Vitamin K is essential for clotting but does not cross the placenta well. Thus, newborn babies have low serum concentration and low reserves. A small number of babies who do not receive routine vitamin K prophylaxis will experience significant spontaneous bleeding, a condition known as haemorrhagic disease of the newborn. The classical form occurs between days 1 and 7, although an early form occurs in infants born to mothers taking anticonvulsants and a late (and sometimes more serious) form may also occur, even up to 12 weeks after birth. Blood may be noticed in babies’ stools, in their urine, or there may be oozing of blood from around the umbilical stump. Babies may suffer spontaneous bruising; in severe cases, they may be sleepy, irritable, or poorly feed because of intracranial bleeding. Bottle-fed babies are at less risk because formulae are supplemented with vitamins.

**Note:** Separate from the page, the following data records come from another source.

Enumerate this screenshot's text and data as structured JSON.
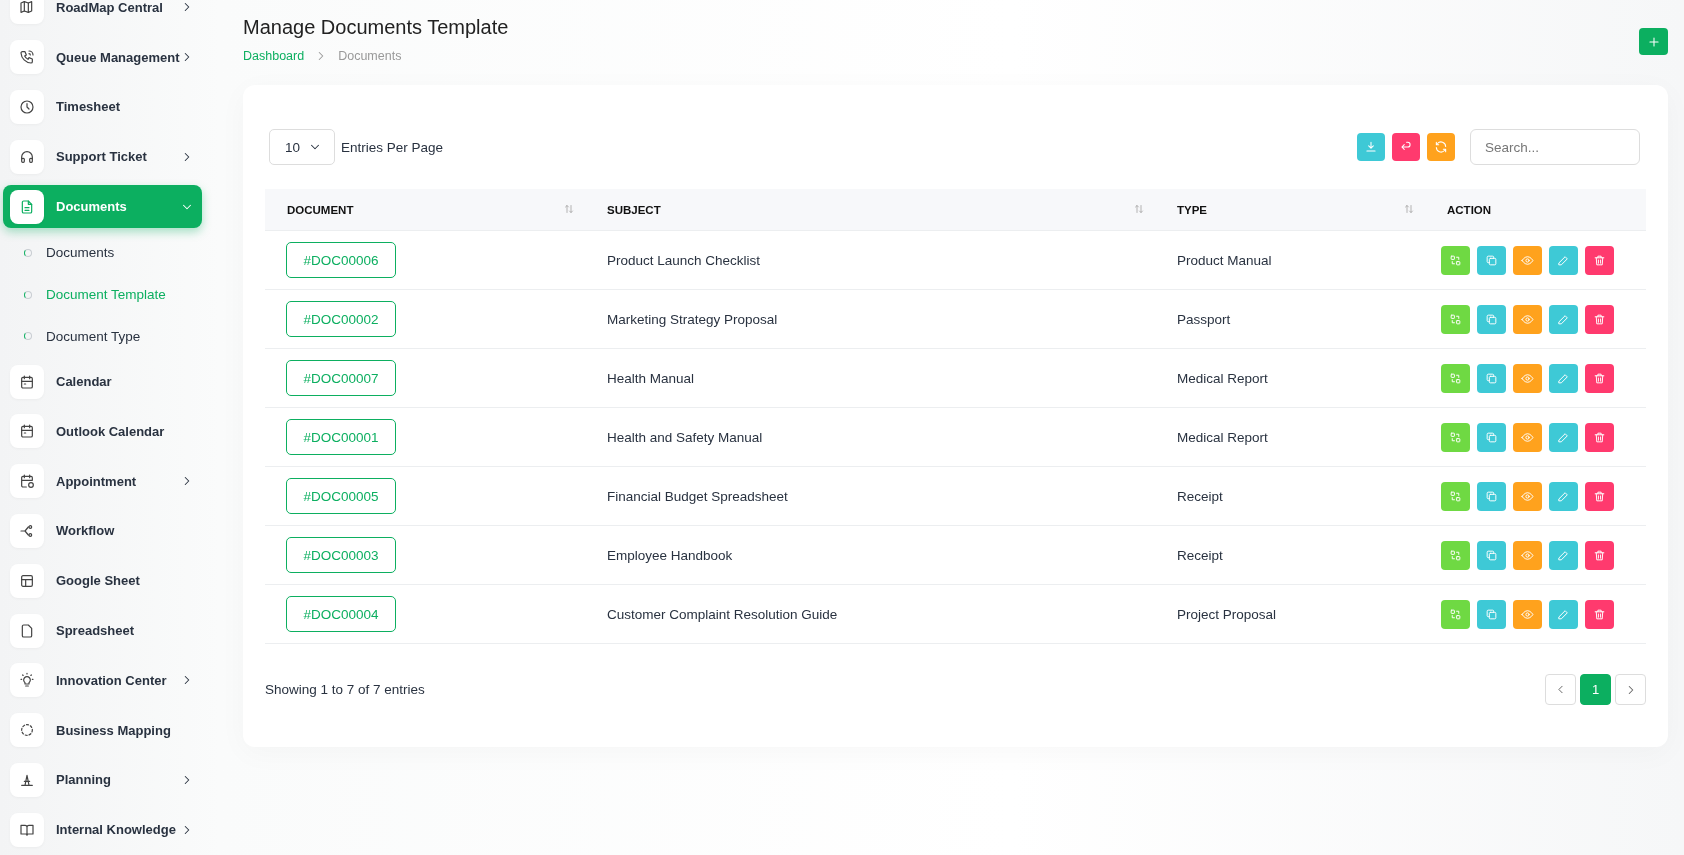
{
  "sidebar": {
    "items": [
      {
        "label": "RoadMap Central",
        "expandable": true,
        "selected": false
      },
      {
        "label": "Queue Management",
        "expandable": true,
        "selected": false
      },
      {
        "label": "Timesheet",
        "expandable": false,
        "selected": false
      },
      {
        "label": "Support Ticket",
        "expandable": true,
        "selected": false
      },
      {
        "label": "Documents",
        "expandable": true,
        "selected": true,
        "expanded": true,
        "children": [
          {
            "label": "Documents",
            "selected": false
          },
          {
            "label": "Document Template",
            "selected": true
          },
          {
            "label": "Document Type",
            "selected": false
          }
        ]
      },
      {
        "label": "Calendar",
        "expandable": false,
        "selected": false
      },
      {
        "label": "Outlook Calendar",
        "expandable": false,
        "selected": false
      },
      {
        "label": "Appointment",
        "expandable": true,
        "selected": false
      },
      {
        "label": "Workflow",
        "expandable": false,
        "selected": false
      },
      {
        "label": "Google Sheet",
        "expandable": false,
        "selected": false
      },
      {
        "label": "Spreadsheet",
        "expandable": false,
        "selected": false
      },
      {
        "label": "Innovation Center",
        "expandable": true,
        "selected": false
      },
      {
        "label": "Business Mapping",
        "expandable": false,
        "selected": false
      },
      {
        "label": "Planning",
        "expandable": true,
        "selected": false
      },
      {
        "label": "Internal Knowledge",
        "expandable": true,
        "selected": false
      }
    ]
  },
  "page": {
    "title": "Manage Documents Template",
    "breadcrumb": [
      "Dashboard",
      "Documents"
    ]
  },
  "toolbar": {
    "page_size": "10",
    "page_size_label": "Entries Per Page",
    "search": {
      "placeholder": "Search..."
    }
  },
  "table": {
    "columns": [
      {
        "label": "DOCUMENT",
        "sortable": true
      },
      {
        "label": "SUBJECT",
        "sortable": true
      },
      {
        "label": "TYPE",
        "sortable": true
      },
      {
        "label": "ACTION",
        "sortable": false
      }
    ],
    "rows": [
      {
        "document": "#DOC00006",
        "subject": "Product Launch Checklist",
        "type": "Product Manual"
      },
      {
        "document": "#DOC00002",
        "subject": "Marketing Strategy Proposal",
        "type": "Passport"
      },
      {
        "document": "#DOC00007",
        "subject": "Health Manual",
        "type": "Medical Report"
      },
      {
        "document": "#DOC00001",
        "subject": "Health and Safety Manual",
        "type": "Medical Report"
      },
      {
        "document": "#DOC00005",
        "subject": "Financial Budget Spreadsheet",
        "type": "Receipt"
      },
      {
        "document": "#DOC00003",
        "subject": "Employee Handbook",
        "type": "Receipt"
      },
      {
        "document": "#DOC00004",
        "subject": "Customer Complaint Resolution Guide",
        "type": "Project Proposal"
      }
    ]
  },
  "footer": {
    "summary": "Showing 1 to 7 of 7 entries",
    "pages": [
      {
        "label": "1",
        "selected": true
      }
    ]
  }
}
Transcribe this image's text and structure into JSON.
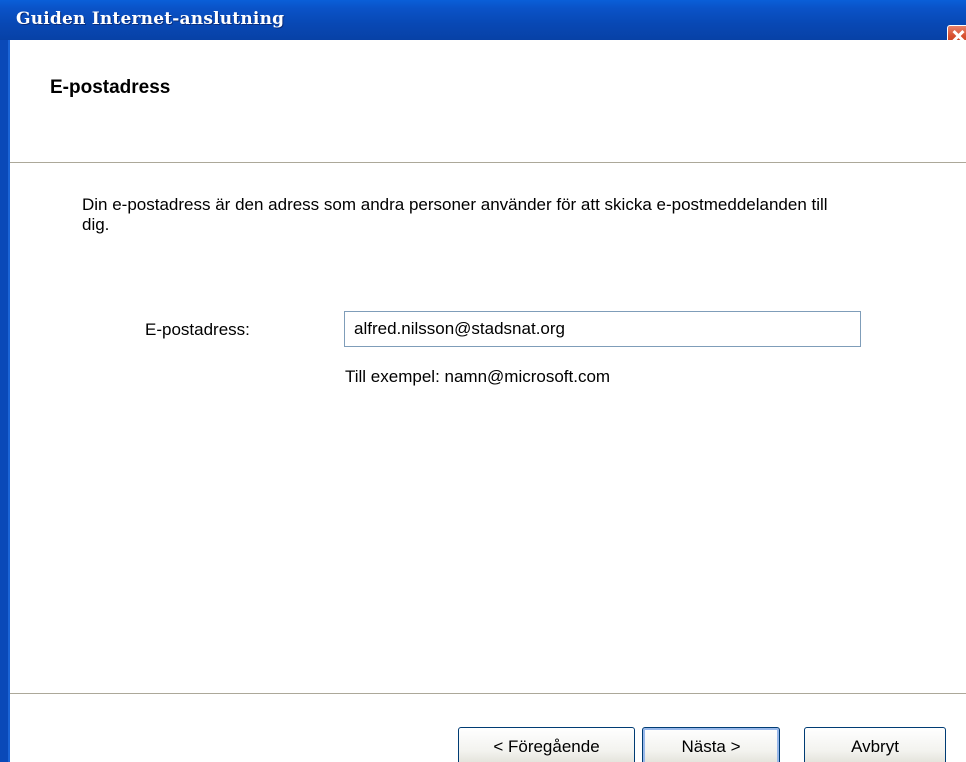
{
  "window": {
    "title": "Guiden Internet-anslutning"
  },
  "header": {
    "title": "E-postadress"
  },
  "body": {
    "description": "Din e-postadress är den adress som andra personer använder för att skicka e-postmeddelanden till dig.",
    "email_label": "E-postadress:",
    "email_value": "alfred.nilsson@stadsnat.org",
    "example": "Till exempel: namn@microsoft.com"
  },
  "buttons": {
    "prev": "< Föregående",
    "next": "Nästa >",
    "cancel": "Avbryt"
  },
  "icons": {
    "close": "close-icon"
  },
  "colors": {
    "titlebar": "#0a53c8",
    "close": "#d7502f",
    "input_border": "#7f9db9"
  }
}
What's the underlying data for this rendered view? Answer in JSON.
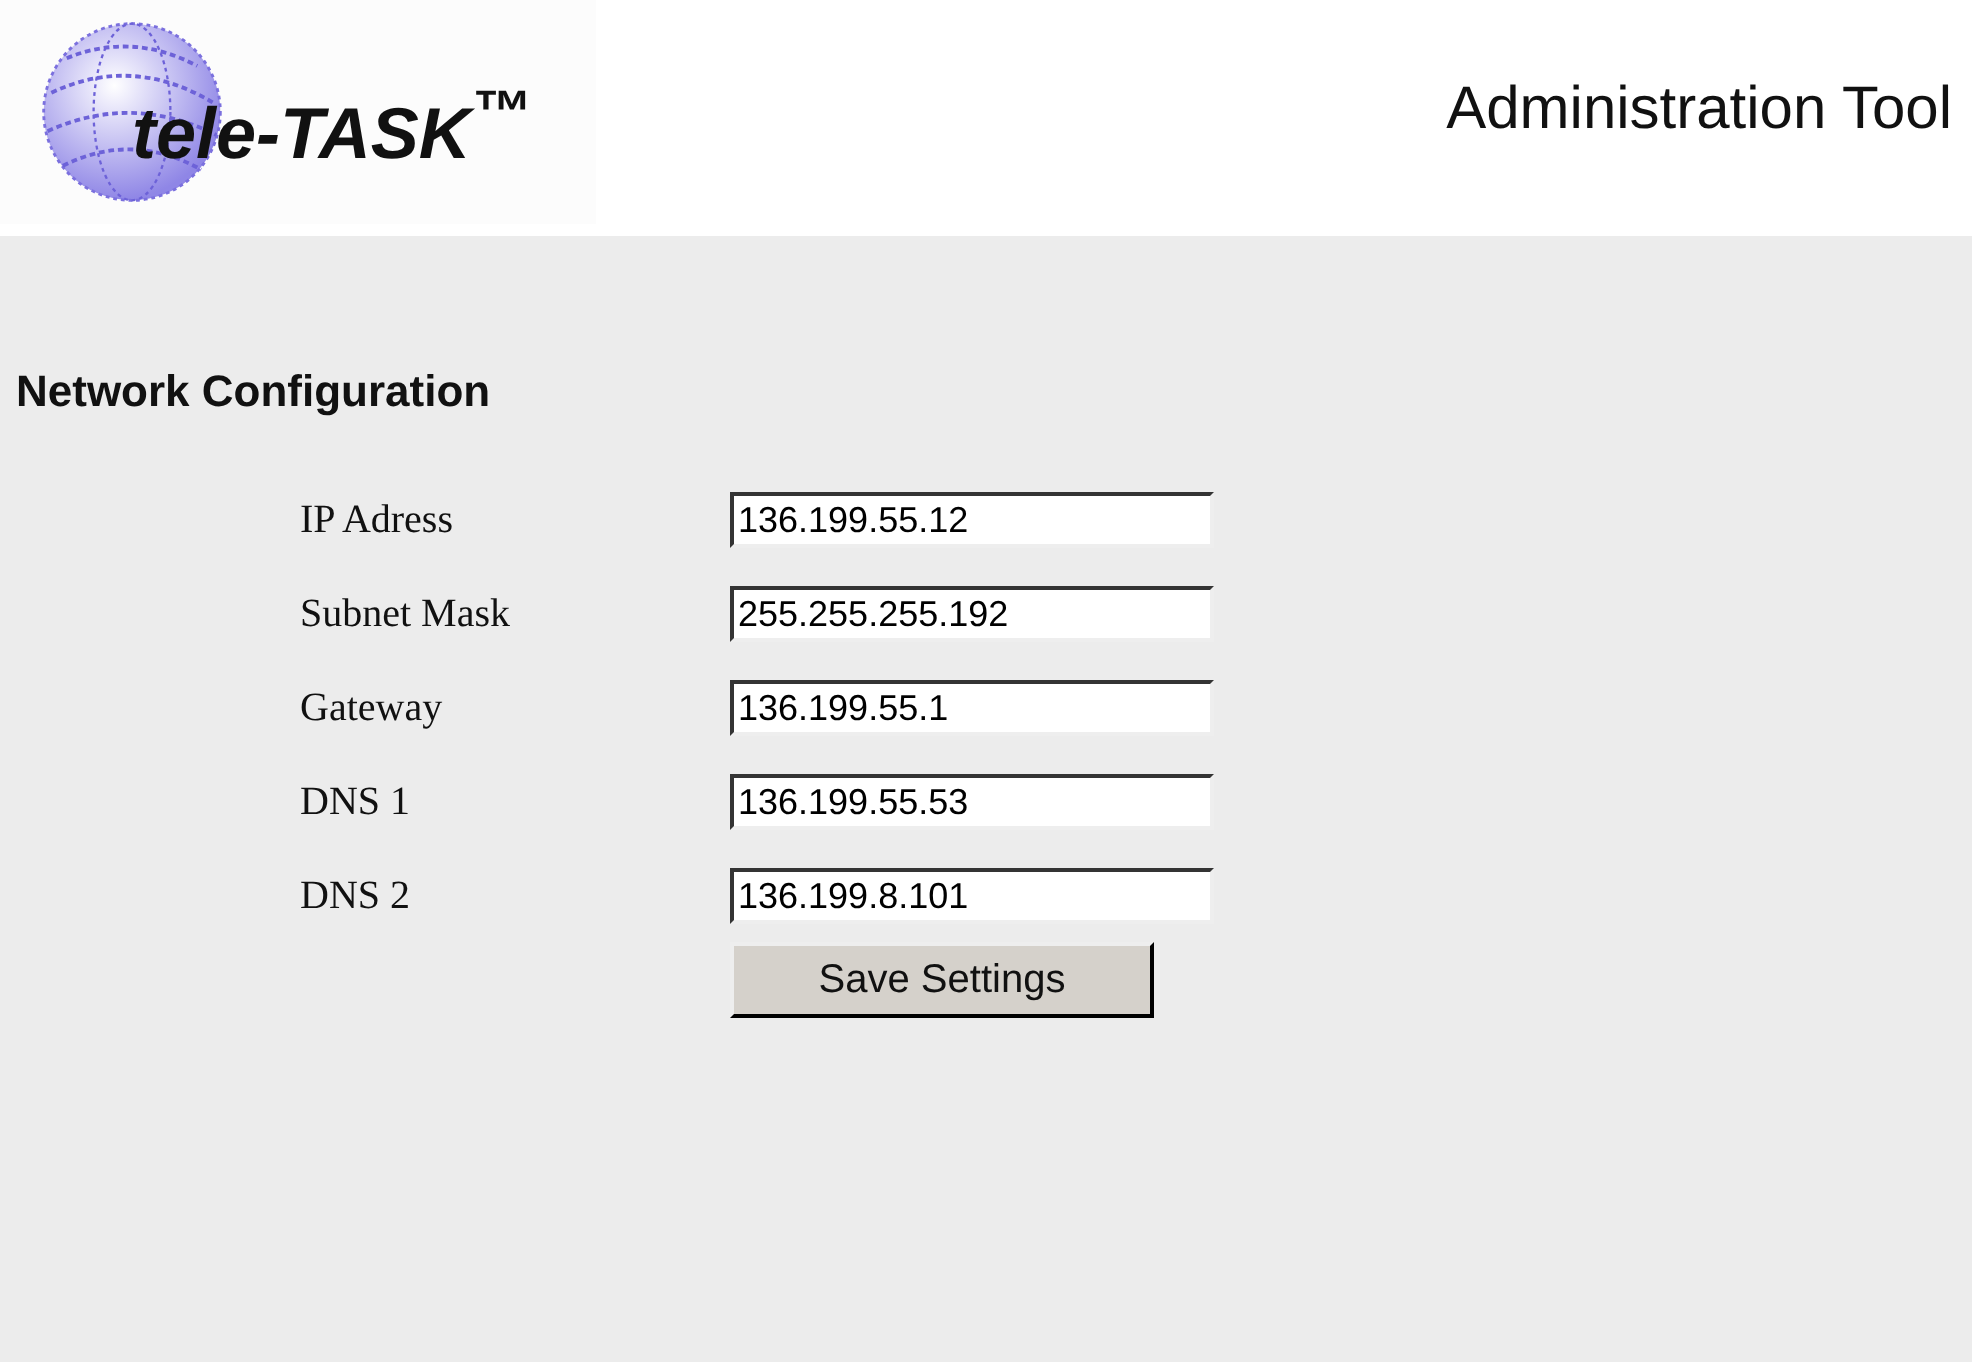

Almost complete protection is provided by the administration of vitamin K, 1 mg intramuscularly within 6 hours of birth. Alternatively, possibly less complete protection is provided by giving vitamin K, 2 mg orally twice in the first week, with a further oral dose at 1 month. With the oral route, there is uncertainty about how much of the intended dose is swallowed and absorbed by the baby.